The air spoke to the fallen climber. It told him not to be afraid. That the rescue services were already on their way. They were starting up the helicopter. It could feel its blades as they began to slice.
The fallen climber couldn’t place the voice. Was it someone calling down from up above? Was it a hallucination? Was it God?
We now know that it was the air. The air itself had blown and blown, focusing all its energies into this narrow passage for century after century. It had carved itself a set of vocal chords. It had hewn them from the ice and the rock.
When the rescue teams arrived, they heard it too. It spoke to them. They spoke to it. It spoke back.
Air could not be sentient, we were told. Maybe it is only one patch of air? Maybe it is a swarm-intelligence; a set of spores caught in the wind? It cannot be all the air, surely? Not all of it, conscious, thinking?
But whatever they asked the air, it told them. It could feel every plane in the sky. It could measure the lung capacities of every breathing animal. Somehow, it could hear too. And somehow, it knew all of our names.
It had nothing to hear with. No ears. And no brain to store this data in. But scientists gave it every test of consciousness we had and it aced all of them.
The air speaks in every language. It knows every human song and every play. Its IQ can’t be measured as it answers every question instantly, and it is always right.
On a pure theoretical level, its knowledge was infinite. The air was sentient.
But was it alive?
After the climber was rescued, he gave interviews. The rescuers gave interviews too, and so did the scientists they sent out to speak to the air.
Soon the skies around the air’s Himalayan mouth were filled with helicopters and private planes. Every country flew in dignitaries, scientists and diplomats. All came out saying the same thing.
The news ran the story: the air is alive.
No-one had technically granted the air life yet.
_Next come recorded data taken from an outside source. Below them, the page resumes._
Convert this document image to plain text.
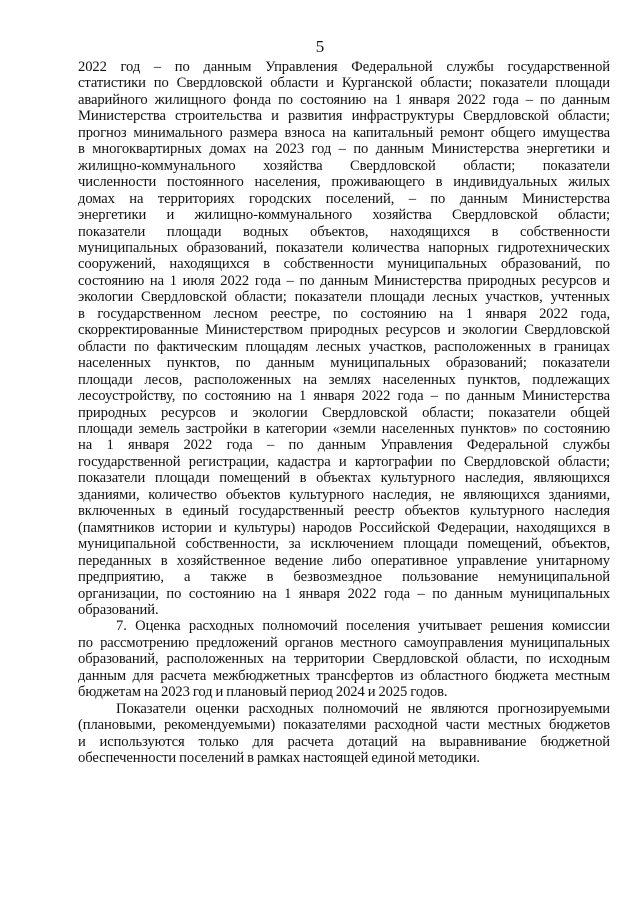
5
2022 год – по данным Управления Федеральной службы государственной
статистики по Свердловской области и Курганской области; показатели площади
аварийного жилищного фонда по состоянию на 1 января 2022 года – по данным
Министерства строительства и развития инфраструктуры Свердловской области;
прогноз минимального размера взноса на капитальный ремонт общего имущества
в многоквартирных домах на 2023 год – по данным Министерства энергетики и
жилищно-коммунального хозяйства Свердловской области; показатели
численности постоянного населения, проживающего в индивидуальных жилых
домах на территориях городских поселений, – по данным Министерства
энергетики и жилищно-коммунального хозяйства Свердловской области;
показатели площади водных объектов, находящихся в собственности
муниципальных образований, показатели количества напорных гидротехнических
сооружений, находящихся в собственности муниципальных образований, по
состоянию на 1 июля 2022 года – по данным Министерства природных ресурсов и
экологии Свердловской области; показатели площади лесных участков, учтенных
в государственном лесном реестре, по состоянию на 1 января 2022 года,
скорректированные Министерством природных ресурсов и экологии Свердловской
области по фактическим площадям лесных участков, расположенных в границах
населенных пунктов, по данным муниципальных образований; показатели
площади лесов, расположенных на землях населенных пунктов, подлежащих
лесоустройству, по состоянию на 1 января 2022 года – по данным Министерства
природных ресурсов и экологии Свердловской области; показатели общей
площади земель застройки в категории «земли населенных пунктов» по состоянию
на 1 января 2022 года – по данным Управления Федеральной службы
государственной регистрации, кадастра и картографии по Свердловской области;
показатели площади помещений в объектах культурного наследия, являющихся
зданиями, количество объектов культурного наследия, не являющихся зданиями,
включенных в единый государственный реестр объектов культурного наследия
(памятников истории и культуры) народов Российской Федерации, находящихся в
муниципальной собственности, за исключением площади помещений, объектов,
переданных в хозяйственное ведение либо оперативное управление унитарному
предприятию, а также в безвозмездное пользование немуниципальной
организации, по состоянию на 1 января 2022 года – по данным муниципальных
образований.
7. Оценка расходных полномочий поселения учитывает решения комиссии
по рассмотрению предложений органов местного самоуправления муниципальных
образований, расположенных на территории Свердловской области, по исходным
данным для расчета межбюджетных трансфертов из областного бюджета местным
бюджетам на 2023 год и плановый период 2024 и 2025 годов.
Показатели оценки расходных полномочий не являются прогнозируемыми
(плановыми, рекомендуемыми) показателями расходной части местных бюджетов
и используются только для расчета дотаций на выравнивание бюджетной
обеспеченности поселений в рамках настоящей единой методики.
They still haven’t, come to think of it. But in those days, when humans were the only sentience worth counting, we could not conceive of sentience without life.
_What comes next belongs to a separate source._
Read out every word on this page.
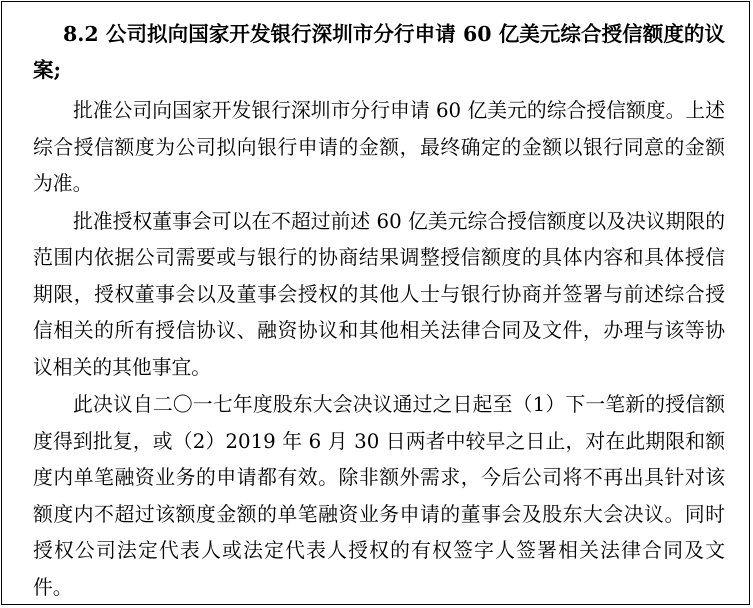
8.2 公司拟向国家开发银行深圳市分行申请 60 亿美元综合授信额度的议案;

批准公司向国家开发银行深圳市分行申请 60 亿美元的综合授信额度。上述综合授信额度为公司拟向银行申请的金额，最终确定的金额以银行同意的金额为准。

批准授权董事会可以在不超过前述 60 亿美元综合授信额度以及决议期限的范围内依据公司需要或与银行的协商结果调整授信额度的具体内容和具体授信期限，授权董事会以及董事会授权的其他人士与银行协商并签署与前述综合授信相关的所有授信协议、融资协议和其他相关法律合同及文件，办理与该等协议相关的其他事宜。

此决议自二〇一七年度股东大会决议通过之日起至（1）下一笔新的授信额度得到批复，或（2）2019 年 6 月 30 日两者中较早之日止，对在此期限和额度内单笔融资业务的申请都有效。除非额外需求，今后公司将不再出具针对该额度内不超过该额度金额的单笔融资业务申请的董事会及股东大会决议。同时授权公司法定代表人或法定代表人授权的有权签字人签署相关法律合同及文件。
How could a thing that is not alive speak? How could a thing that is not even a thing speak?
The Earth was beset by a great psychic panic. We have seen them before. The dancing plagues. The birth of Christianity. Suddenly, the things we knew were uncertain. Worse, in fact; what we knew, we knew to be false. But what new things we needed to know, those things we call the truth; we didn’t know those yet.
Cults sprang up.
On one side, there were those who saw the sentient air as a mother goddess. It was a nurturing thing, they said, the living nature that keeps us alive.
The largest of these cults were the yogic breathers. They began in India before spreading to America and then, from there, all over the world. They wanted to bring their bodies into divine alignment with the air.
But we had always been breathing. We are made of the air. We need it to live.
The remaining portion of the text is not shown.